March 12, 2024 // National

Feeding America CEO Named 2024 Recipient of Laetare Medal

Claire Babineaux-Fontenot, CEO of Feeding America, has been named the recipient of the University of Notre Dame’s 2024 Laetare Medal, the oldest and most prestigious honor given to American Catholics.

It will be presented at the university’s 179th commencement ceremony on Sunday, May 19, at Notre Dame Stadium.

Claire Babineaux-Fontenot, CEO of Feeding America, seen in an undated photo, is the recipient of the University of Notre Dame’s 2024 Laetare Medal, the oldest and most prestigious honor given to American Catholics. The university announced the honor March 10 and it will be presented at the university’s 179th commencement ceremony May 19. (OSV News photo/Barbara Johnston, University of Notre Dame)

The honor was announced on Sunday, March 10, Laetare Sunday, which is the Fourth Sunday of Lent. The Laetare (pronounced lay-TAH-ray) Medal has been given to Catholic leaders since 1883.

“Claire Babineaux-Fontenot has devoted herself to answering Christ’s call to feed the hungry and care for those who are most vulnerable, and in doing so has created a network that sustains millions of Americans every day,” Holy Cross Father John I. Jenkins, President of Notre Dame, said in a statement.

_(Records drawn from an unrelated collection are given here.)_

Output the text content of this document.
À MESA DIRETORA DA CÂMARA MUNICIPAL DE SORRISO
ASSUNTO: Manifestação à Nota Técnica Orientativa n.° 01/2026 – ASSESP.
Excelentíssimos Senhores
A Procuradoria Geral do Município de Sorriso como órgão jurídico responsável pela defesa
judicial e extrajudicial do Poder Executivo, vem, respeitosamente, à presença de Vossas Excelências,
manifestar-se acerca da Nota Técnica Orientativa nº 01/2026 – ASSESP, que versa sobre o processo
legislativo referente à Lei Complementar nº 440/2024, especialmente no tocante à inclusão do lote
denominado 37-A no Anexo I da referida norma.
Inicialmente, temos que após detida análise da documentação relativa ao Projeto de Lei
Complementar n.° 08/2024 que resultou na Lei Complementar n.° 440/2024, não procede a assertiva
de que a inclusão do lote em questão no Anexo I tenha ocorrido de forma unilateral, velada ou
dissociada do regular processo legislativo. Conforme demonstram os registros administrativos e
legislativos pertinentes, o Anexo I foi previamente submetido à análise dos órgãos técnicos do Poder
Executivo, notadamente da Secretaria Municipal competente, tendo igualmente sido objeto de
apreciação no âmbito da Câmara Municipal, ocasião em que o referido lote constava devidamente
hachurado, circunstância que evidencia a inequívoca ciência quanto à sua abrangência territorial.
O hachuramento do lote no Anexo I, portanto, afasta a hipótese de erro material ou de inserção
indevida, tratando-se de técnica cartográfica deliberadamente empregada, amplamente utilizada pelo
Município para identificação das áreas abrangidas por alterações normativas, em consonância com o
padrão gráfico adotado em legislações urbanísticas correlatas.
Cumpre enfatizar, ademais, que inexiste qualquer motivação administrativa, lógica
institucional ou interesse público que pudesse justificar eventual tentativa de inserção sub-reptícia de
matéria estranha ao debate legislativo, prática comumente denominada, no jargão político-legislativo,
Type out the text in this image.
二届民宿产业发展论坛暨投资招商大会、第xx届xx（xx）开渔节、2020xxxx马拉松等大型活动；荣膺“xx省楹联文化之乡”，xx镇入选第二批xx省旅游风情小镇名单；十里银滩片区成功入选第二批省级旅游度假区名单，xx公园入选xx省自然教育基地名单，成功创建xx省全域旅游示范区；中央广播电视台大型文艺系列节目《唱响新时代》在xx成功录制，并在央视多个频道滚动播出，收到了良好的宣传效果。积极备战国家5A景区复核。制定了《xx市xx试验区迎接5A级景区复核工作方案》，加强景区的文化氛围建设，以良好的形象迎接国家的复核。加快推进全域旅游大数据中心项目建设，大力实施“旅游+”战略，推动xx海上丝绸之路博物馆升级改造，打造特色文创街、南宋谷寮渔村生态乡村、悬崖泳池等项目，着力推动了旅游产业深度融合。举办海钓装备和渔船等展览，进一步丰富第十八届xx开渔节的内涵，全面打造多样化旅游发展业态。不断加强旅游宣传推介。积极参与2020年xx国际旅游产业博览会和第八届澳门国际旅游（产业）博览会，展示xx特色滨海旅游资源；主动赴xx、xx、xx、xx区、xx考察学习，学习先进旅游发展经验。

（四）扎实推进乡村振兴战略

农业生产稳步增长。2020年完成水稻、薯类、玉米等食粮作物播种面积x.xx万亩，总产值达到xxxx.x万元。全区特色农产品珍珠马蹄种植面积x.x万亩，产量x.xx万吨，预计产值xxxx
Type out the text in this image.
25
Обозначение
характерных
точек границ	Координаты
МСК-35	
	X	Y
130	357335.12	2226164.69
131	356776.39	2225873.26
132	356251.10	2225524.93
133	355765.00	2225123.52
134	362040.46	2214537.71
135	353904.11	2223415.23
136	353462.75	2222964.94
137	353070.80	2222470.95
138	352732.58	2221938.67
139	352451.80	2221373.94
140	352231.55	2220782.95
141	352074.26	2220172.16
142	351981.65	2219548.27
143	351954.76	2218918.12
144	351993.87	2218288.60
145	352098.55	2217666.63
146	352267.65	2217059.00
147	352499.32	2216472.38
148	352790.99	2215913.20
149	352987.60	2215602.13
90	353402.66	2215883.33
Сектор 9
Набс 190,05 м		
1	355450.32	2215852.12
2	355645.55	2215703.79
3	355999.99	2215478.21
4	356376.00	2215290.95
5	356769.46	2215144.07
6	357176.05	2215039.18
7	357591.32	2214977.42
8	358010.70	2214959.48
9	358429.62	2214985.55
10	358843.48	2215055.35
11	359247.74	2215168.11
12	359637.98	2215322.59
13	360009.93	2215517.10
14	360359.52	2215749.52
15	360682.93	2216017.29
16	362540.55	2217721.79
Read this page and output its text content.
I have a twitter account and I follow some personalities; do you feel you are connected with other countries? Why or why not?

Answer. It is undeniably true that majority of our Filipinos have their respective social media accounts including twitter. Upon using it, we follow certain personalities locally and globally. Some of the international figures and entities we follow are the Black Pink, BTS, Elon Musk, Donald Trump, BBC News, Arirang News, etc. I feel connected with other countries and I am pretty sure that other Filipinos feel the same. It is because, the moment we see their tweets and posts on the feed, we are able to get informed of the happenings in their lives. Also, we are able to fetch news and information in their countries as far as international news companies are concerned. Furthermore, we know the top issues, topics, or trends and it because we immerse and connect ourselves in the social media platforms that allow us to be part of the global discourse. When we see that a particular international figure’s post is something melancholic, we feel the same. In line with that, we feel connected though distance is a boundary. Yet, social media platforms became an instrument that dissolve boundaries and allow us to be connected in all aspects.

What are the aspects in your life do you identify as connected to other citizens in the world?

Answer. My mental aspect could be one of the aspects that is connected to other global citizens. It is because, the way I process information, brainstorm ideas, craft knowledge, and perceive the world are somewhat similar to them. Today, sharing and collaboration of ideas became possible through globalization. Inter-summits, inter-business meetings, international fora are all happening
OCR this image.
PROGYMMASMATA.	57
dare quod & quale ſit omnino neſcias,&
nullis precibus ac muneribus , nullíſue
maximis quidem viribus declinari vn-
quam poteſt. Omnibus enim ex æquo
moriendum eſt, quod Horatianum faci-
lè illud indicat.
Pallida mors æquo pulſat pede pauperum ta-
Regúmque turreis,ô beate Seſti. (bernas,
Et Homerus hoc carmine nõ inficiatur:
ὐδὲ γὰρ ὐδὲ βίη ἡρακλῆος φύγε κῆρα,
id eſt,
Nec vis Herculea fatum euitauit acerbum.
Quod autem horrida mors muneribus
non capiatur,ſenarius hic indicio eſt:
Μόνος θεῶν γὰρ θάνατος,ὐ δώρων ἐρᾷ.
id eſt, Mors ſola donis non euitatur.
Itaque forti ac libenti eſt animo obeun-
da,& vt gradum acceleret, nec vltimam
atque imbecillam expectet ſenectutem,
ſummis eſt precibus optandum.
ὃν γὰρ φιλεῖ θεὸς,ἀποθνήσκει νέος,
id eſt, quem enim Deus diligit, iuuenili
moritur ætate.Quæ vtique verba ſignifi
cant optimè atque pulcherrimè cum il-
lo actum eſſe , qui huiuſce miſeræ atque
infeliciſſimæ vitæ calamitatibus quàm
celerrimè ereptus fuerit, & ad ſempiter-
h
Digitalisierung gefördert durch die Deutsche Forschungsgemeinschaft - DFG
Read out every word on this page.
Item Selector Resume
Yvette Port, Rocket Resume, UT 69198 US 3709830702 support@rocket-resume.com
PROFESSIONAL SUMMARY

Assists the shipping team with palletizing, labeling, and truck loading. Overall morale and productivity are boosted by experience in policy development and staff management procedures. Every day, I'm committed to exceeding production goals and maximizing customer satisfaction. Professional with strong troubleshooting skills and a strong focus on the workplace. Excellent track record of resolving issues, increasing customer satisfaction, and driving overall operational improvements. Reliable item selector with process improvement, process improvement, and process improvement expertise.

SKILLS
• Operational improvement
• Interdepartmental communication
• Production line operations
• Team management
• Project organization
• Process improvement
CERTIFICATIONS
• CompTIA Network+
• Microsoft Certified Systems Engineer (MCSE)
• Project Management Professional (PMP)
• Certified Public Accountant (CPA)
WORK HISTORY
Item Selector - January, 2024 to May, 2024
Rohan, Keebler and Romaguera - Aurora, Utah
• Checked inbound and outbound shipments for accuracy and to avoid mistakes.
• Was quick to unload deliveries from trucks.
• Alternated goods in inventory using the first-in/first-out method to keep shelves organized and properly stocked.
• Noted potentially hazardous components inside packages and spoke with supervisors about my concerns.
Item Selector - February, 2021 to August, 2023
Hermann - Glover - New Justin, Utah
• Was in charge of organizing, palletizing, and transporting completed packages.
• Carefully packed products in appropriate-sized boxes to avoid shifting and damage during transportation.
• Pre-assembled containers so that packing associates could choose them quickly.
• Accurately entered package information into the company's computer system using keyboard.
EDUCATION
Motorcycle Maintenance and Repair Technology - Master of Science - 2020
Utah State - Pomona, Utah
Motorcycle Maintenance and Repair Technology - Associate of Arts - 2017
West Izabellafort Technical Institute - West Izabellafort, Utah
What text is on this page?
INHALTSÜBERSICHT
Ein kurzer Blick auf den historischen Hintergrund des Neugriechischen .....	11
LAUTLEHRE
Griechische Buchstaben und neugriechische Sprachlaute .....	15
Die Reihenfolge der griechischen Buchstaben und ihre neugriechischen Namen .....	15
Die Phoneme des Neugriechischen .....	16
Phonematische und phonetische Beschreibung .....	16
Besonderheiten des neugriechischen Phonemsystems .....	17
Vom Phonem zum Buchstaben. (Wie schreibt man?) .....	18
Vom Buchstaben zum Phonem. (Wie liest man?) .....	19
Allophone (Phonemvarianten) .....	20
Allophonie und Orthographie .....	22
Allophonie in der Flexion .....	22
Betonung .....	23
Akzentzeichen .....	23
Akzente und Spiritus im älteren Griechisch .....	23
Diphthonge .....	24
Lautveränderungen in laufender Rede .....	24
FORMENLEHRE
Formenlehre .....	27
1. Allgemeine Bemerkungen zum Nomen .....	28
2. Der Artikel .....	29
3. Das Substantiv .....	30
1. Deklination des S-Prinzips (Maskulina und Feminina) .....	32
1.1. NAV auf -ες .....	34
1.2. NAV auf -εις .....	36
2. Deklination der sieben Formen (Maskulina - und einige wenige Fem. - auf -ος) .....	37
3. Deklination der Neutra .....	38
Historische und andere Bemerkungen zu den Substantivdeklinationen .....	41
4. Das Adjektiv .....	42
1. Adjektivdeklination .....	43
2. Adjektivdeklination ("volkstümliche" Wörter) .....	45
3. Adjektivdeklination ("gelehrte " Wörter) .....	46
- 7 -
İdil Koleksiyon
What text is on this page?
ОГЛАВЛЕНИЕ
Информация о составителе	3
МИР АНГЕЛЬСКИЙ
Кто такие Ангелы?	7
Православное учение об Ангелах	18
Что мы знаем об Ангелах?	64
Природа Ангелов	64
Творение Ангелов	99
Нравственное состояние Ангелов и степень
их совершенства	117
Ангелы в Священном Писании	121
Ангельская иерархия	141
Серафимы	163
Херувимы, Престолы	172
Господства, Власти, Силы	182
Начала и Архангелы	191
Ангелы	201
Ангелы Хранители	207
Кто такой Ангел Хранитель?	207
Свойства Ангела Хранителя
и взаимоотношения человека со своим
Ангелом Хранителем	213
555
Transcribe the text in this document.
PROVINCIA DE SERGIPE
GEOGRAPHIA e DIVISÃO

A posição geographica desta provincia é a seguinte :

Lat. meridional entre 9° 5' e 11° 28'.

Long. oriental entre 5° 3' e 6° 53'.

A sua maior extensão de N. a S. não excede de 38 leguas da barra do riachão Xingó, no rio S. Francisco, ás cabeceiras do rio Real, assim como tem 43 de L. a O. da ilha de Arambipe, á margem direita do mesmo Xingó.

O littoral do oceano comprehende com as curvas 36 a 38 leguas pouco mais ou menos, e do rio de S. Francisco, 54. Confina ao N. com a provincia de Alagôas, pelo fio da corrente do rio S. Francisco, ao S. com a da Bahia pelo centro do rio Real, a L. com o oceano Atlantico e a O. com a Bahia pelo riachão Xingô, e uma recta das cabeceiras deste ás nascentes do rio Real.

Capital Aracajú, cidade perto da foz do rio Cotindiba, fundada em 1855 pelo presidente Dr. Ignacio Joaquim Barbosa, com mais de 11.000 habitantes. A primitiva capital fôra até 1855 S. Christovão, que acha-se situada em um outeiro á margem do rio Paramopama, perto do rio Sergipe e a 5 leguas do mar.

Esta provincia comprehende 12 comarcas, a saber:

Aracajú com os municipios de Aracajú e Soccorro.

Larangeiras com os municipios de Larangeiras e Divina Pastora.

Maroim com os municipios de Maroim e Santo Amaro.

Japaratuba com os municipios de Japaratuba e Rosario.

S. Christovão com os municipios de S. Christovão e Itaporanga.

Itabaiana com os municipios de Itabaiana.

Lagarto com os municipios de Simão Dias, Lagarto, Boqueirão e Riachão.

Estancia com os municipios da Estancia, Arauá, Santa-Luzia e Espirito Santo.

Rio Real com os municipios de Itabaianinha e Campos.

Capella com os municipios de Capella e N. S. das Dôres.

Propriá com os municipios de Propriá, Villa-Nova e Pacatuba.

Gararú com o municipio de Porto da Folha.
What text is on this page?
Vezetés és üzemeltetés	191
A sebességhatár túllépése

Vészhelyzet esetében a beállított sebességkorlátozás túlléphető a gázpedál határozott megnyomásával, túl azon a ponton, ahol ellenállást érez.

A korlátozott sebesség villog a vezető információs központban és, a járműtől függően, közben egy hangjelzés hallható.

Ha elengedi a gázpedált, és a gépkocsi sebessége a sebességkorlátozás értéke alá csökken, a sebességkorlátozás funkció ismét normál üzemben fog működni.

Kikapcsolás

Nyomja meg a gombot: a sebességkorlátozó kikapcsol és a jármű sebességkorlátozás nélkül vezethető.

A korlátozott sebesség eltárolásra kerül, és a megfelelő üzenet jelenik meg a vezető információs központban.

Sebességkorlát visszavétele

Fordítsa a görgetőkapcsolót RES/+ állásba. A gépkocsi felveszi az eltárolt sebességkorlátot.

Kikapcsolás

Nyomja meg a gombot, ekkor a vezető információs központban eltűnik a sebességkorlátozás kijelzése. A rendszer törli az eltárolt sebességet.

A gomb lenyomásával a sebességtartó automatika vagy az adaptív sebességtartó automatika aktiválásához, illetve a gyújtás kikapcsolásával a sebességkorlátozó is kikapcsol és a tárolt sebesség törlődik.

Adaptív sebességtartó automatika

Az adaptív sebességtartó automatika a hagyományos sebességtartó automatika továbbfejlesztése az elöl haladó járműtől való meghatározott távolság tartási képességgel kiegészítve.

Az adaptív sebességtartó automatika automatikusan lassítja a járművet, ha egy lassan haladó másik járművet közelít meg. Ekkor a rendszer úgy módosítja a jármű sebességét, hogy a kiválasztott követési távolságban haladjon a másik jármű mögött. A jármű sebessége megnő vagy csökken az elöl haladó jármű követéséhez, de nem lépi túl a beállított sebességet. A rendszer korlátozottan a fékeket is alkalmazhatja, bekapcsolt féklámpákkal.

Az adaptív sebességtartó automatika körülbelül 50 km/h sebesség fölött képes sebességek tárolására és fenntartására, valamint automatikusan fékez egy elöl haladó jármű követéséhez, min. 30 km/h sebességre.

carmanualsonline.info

Feeding America, a national network of more than 200 food banks and 60,000 charitable and faith-based partners, works to rescue, store, and distribute food to more than 49 million people facing hunger each year. It also conducts research on food insecurity and potential solutions.

“Under her visionary leadership, Feeding America has become a beacon of hope not only to the individuals and families it serves but for all who share her vision of eliminating food insecurity in this country,” Father Jenkins said.

Babineaux-Fontenot joined Feeding America in 2015. At the time, she was Executive Vice President of Finance and Global Treasurer at Walmart and a member of its leadership team for 13 years. But she felt called by God to a higher purpose. “I knew that there was someplace I was being guided to, and I knew it was going to require faith and confidence in Him,” she said in a statement.

Feeding America’s CEO since 2018, Babineaux-Fontenot has led the organization through several challenges, “including navigating a global pandemic and the ensuing increase in food insecurity,” Notre Dame officials said in a news release.

In 2022, Feeding America became the nation’s largest charitable organization, according to Forbes, and the network distributed 5.3 billion meals in 2023.

“More than 10 million children are food insecure here, in the richest country in the history of civilization,” Babineaux-Fontenot said. “That means we need to continue to get the word out. We should help people to understand that the game isn’t over. Notre Dame knows a thing or two about football, right? You don’t leave the field before the game is over. The game’s not over with hunger.”

Feeding America officials recently announced a partnership with the Department of Health and Human Services to explore the link between food insecurity and health outcomes.

Babineaux-Fontenot, who has a law degree and a master of law degree in taxation, spent 30 years in leadership positions in government, at law firms, and with private corporations before joining Feeding America. She was named one of Time’s “100 Most Influential People of 2020” and was featured in the 2022 Forbes “50 over 50” list.

Growing up in Opelousas, Louisiana, she was one of 108 siblings. “Through a combination of birth, adoption, and fostering, her parents built a large and loving family and worked tirelessly to help children in need,” according to the news release.

Previous recipients of the Laetare Medal include President John F. Kennedy, Catholic Worker Movement Co-founder Dorothy Day, Cardinal Joseph Bernardin, labor activist Monsignor George G. Higgins, jazz composer Dave Brubeck, singer Aaron Neville, and actor Martin Sheen.

Last year’s recipient was Mercy Sister Rosemary Connelly, former Executive Director of Misericordia and a lifelong advocate for individuals with developmental disabilities.